In celebration of Look Good Feel Better’s 25th year in Canada, we’ve named 25 Heritage Heroes who have helped the charity make it to 25 inspiring years of helping women and teens with cancer feel like themselves again, or currently play an important role and provide a powerful voice to keep the program alive for years to come.
Each of our 25 Heritage Heroes – one for each year of our program – exemplifies the very essence of Look Good Feel Better’s mission to empower and support women with cancer.

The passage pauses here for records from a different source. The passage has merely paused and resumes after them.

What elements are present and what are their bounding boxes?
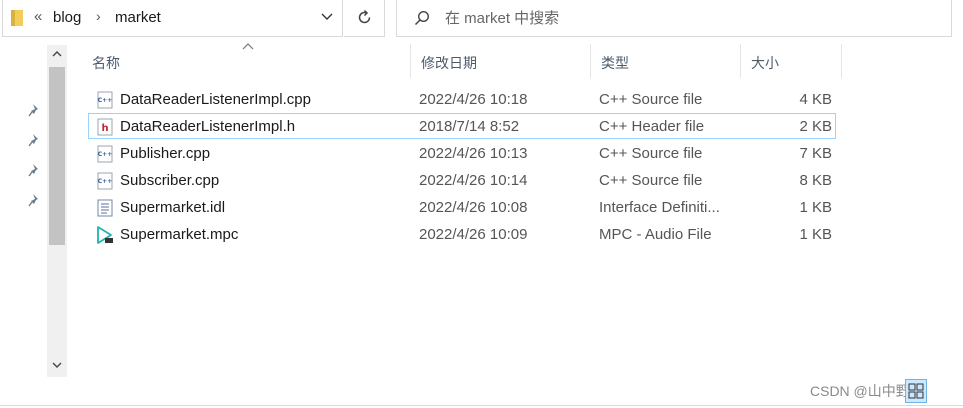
svg-text:h: h bbox=[101, 123, 108, 134]
file-row[interactable]: Supermarket.idl 2022/4/26 10:08 Interfac… bbox=[88, 194, 836, 220]
scroll-down-icon[interactable] bbox=[51, 359, 63, 371]
svg-text:C++: C++ bbox=[98, 97, 112, 104]
overflow-chevron[interactable]: « bbox=[34, 8, 42, 25]
cpp-file-icon: C++ bbox=[97, 145, 113, 163]
file-date: 2022/4/26 10:08 bbox=[419, 199, 528, 216]
audio-file-icon bbox=[97, 226, 113, 244]
file-type: MPC - Audio File bbox=[599, 226, 712, 243]
file-date: 2018/7/14 8:52 bbox=[419, 118, 520, 135]
file-type: C++ Header file bbox=[599, 118, 705, 135]
scrollbar-thumb[interactable] bbox=[49, 67, 65, 245]
svg-text:C++: C++ bbox=[98, 178, 112, 185]
file-row[interactable]: C++ Publisher.cpp 2022/4/26 10:13 C++ So… bbox=[88, 140, 836, 166]
chevron-down-icon[interactable] bbox=[320, 10, 334, 24]
file-row[interactable]: C++ DataReaderListenerImpl.cpp 2022/4/26… bbox=[88, 86, 836, 112]
cpp-file-icon: C++ bbox=[97, 172, 113, 190]
refresh-icon bbox=[358, 9, 371, 24]
file-name: Publisher.cpp bbox=[120, 145, 211, 162]
file-date: 2022/4/26 10:09 bbox=[419, 226, 528, 243]
file-size: 4 KB bbox=[799, 91, 832, 108]
file-type: C++ Source file bbox=[599, 172, 703, 189]
header-file-icon: h bbox=[97, 118, 113, 136]
search-icon bbox=[414, 10, 430, 26]
file-type: C++ Source file bbox=[599, 91, 703, 108]
file-size: 1 KB bbox=[799, 226, 832, 243]
breadcrumb-separator[interactable]: › bbox=[96, 8, 101, 24]
breadcrumb-blog[interactable]: blog bbox=[53, 9, 81, 26]
file-name: Supermarket.idl bbox=[120, 199, 226, 216]
file-size: 2 KB bbox=[799, 118, 832, 135]
column-header-type[interactable]: 类型 bbox=[591, 44, 741, 78]
file-name: Supermarket.mpc bbox=[120, 226, 239, 243]
toolbar: « blog › market bbox=[0, 0, 963, 38]
large-icons-view-button[interactable] bbox=[905, 379, 927, 403]
file-row[interactable]: C++ Subscriber.cpp 2022/4/26 10:14 C++ S… bbox=[88, 167, 836, 193]
folder-icon bbox=[11, 10, 23, 26]
column-header-name[interactable]: 名称 bbox=[82, 44, 411, 78]
address-bar[interactable]: « blog › market bbox=[2, 0, 343, 37]
file-size: 7 KB bbox=[799, 145, 832, 162]
file-row[interactable]: Supermarket.mpc 2022/4/26 10:09 MPC - Au… bbox=[88, 221, 836, 247]
cpp-file-icon: C++ bbox=[97, 91, 113, 109]
file-date: 2022/4/26 10:18 bbox=[419, 91, 528, 108]
pin-icon[interactable] bbox=[28, 163, 42, 177]
column-headers: 名称 修改日期 类型 大小 bbox=[82, 44, 842, 78]
search-input[interactable] bbox=[445, 7, 925, 29]
file-name: DataReaderListenerImpl.cpp bbox=[120, 91, 311, 108]
file-size: 8 KB bbox=[799, 172, 832, 189]
grid-view-icon bbox=[908, 383, 924, 399]
pin-icon[interactable] bbox=[28, 133, 42, 147]
search-box[interactable] bbox=[396, 0, 952, 37]
column-header-size[interactable]: 大小 bbox=[741, 44, 842, 78]
file-type: Interface Definiti... bbox=[599, 199, 720, 216]
file-size: 1 KB bbox=[799, 199, 832, 216]
file-date: 2022/4/26 10:14 bbox=[419, 172, 528, 189]
status-bar-divider bbox=[0, 405, 963, 406]
file-name: DataReaderListenerImpl.h bbox=[120, 118, 296, 135]
file-row-selected[interactable]: h DataReaderListenerImpl.h 2018/7/14 8:5… bbox=[88, 113, 836, 139]
text-file-icon bbox=[97, 199, 113, 217]
pin-icon[interactable] bbox=[28, 193, 42, 207]
nav-scrollbar[interactable] bbox=[47, 45, 67, 377]
pin-icon[interactable] bbox=[28, 103, 42, 117]
breadcrumb-market[interactable]: market bbox=[115, 9, 161, 26]
column-header-date[interactable]: 修改日期 bbox=[411, 44, 591, 78]
file-date: 2022/4/26 10:13 bbox=[419, 145, 528, 162]
refresh-button[interactable] bbox=[344, 0, 385, 37]
file-type: C++ Source file bbox=[599, 145, 703, 162]
file-name: Subscriber.cpp bbox=[120, 172, 220, 189]
svg-text:C++: C++ bbox=[98, 151, 112, 158]
scroll-up-icon[interactable] bbox=[51, 48, 63, 60]
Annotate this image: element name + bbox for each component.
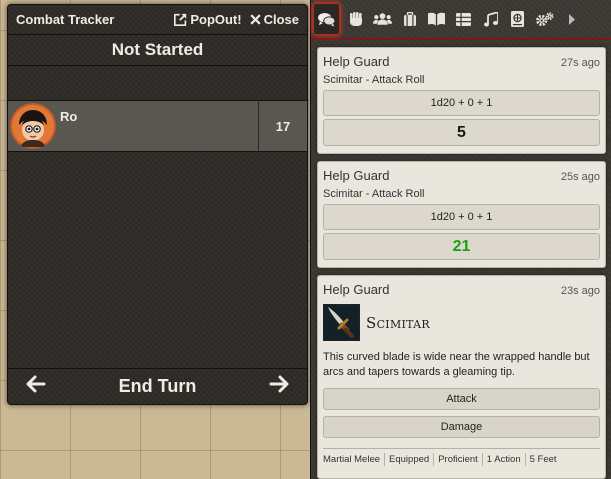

About 60 per cent of women who attend a Look Good Feel Better workshop are referred by their oncology team, which is why Dr. Gary Rodin and Dr. Marg Fitch, steadfast supporters of the charity, have been named Heritage Heroes.
DR. GARY RODIN:
Dr. Gary Rodin, head of psychosocial oncology and palliative care at Toronto’s University Health Network, has been named a Look Good Feel Better Heritage Hero.
Rodin not only sees the value in the Look Good Feel Better workshop and recommends it to his patients, but he's also an advocate for incorporating better psychosocial support for cancer patients.
He plays an important role in the future of LGFB and cancer care.
“There’s a recognition that high quality cancer treatment should involve chemo, radiation, but it should also provide high quality supportive care. It hasn’t been regarded in the past as a core part of cancer care. That’s what’s changing,” said Rodin. “We need to advocate for it and help to raise funds, help develop programs and raise awareness about these needs.”
“I see (Look Good Feel Better) as a part of person-centred care. It’s just one part of trying to support the person through the process.”
According to Rodin, the appearance-related effects can be the most disturbing part of a cancer diagnosis, because it “shows the world” that a woman has cancer.
“It is both about identity and physical appearance, but it’s also a sign they’re ill. It’s stigmatizing,” he said.
In his day-to-day work, Rodin helps women and men with cancer deal with these impacts of the disease.
“People should know about all of the psychosocial programs available,” he said, adding that he recommends Look Good Feel Better, among many other available programs to his patients.
“It’s the most inexpensive part of cancer care, but it's not funded enough,” he said. “If we can prevent the stress in cancer patients, we’ve made a big difference in their life. It can help the medical treatment, if the rest of it is being looked after.”
DR. MARGARET FITCH:
Toronto’s Dr. Marg Fitch has been named a Look Good Feel Better Heritage Hero for her role in developing the program in Canada 25 years ago and her continued advocacy for psychosocial support in cancer-care.
A professor with University of Toronto’s nursing program, Fitch recognizes the struggles a woman faces when diagnosed with cancer.
“If your skin has changed, if your hair has disappeared, your eyebrows have disappeared, then your sense of who you are has shattered in some way,” said Fitch. “Ones sense of identity and how you present yourself to the world with confidence is wrapped up with how you think you look.”
“Part of feeling better is how you look, how you feel about yourself.”
Recognizing those challenges, she rallied behind those who brought Look Good Feel Better to Canada in 1992 and helped develop the volunteer training, so LGFB volunteers would have a solid understanding of patient needs.
“At the beginning, there was no similar program like that around. It was at a point in time where there were very few support programs … and yet there were many people who were saying, ‘I would like information, I’d like help,’” she said.
And while she admits there’s been “remarkable progress” when it comes to incorporating psychosocial support in cancer care, there’s still a long way to go.
“Unfortunately, we’re still at a point in time that when budgets are cut … psychosocial programs go first,” she said. “It’s a different experience for patients and family members now than it was 25 years ago. But the reality is, a cancer diagnosis is always going to have an impact – there will always be an emotional impact, we can’t deny that.”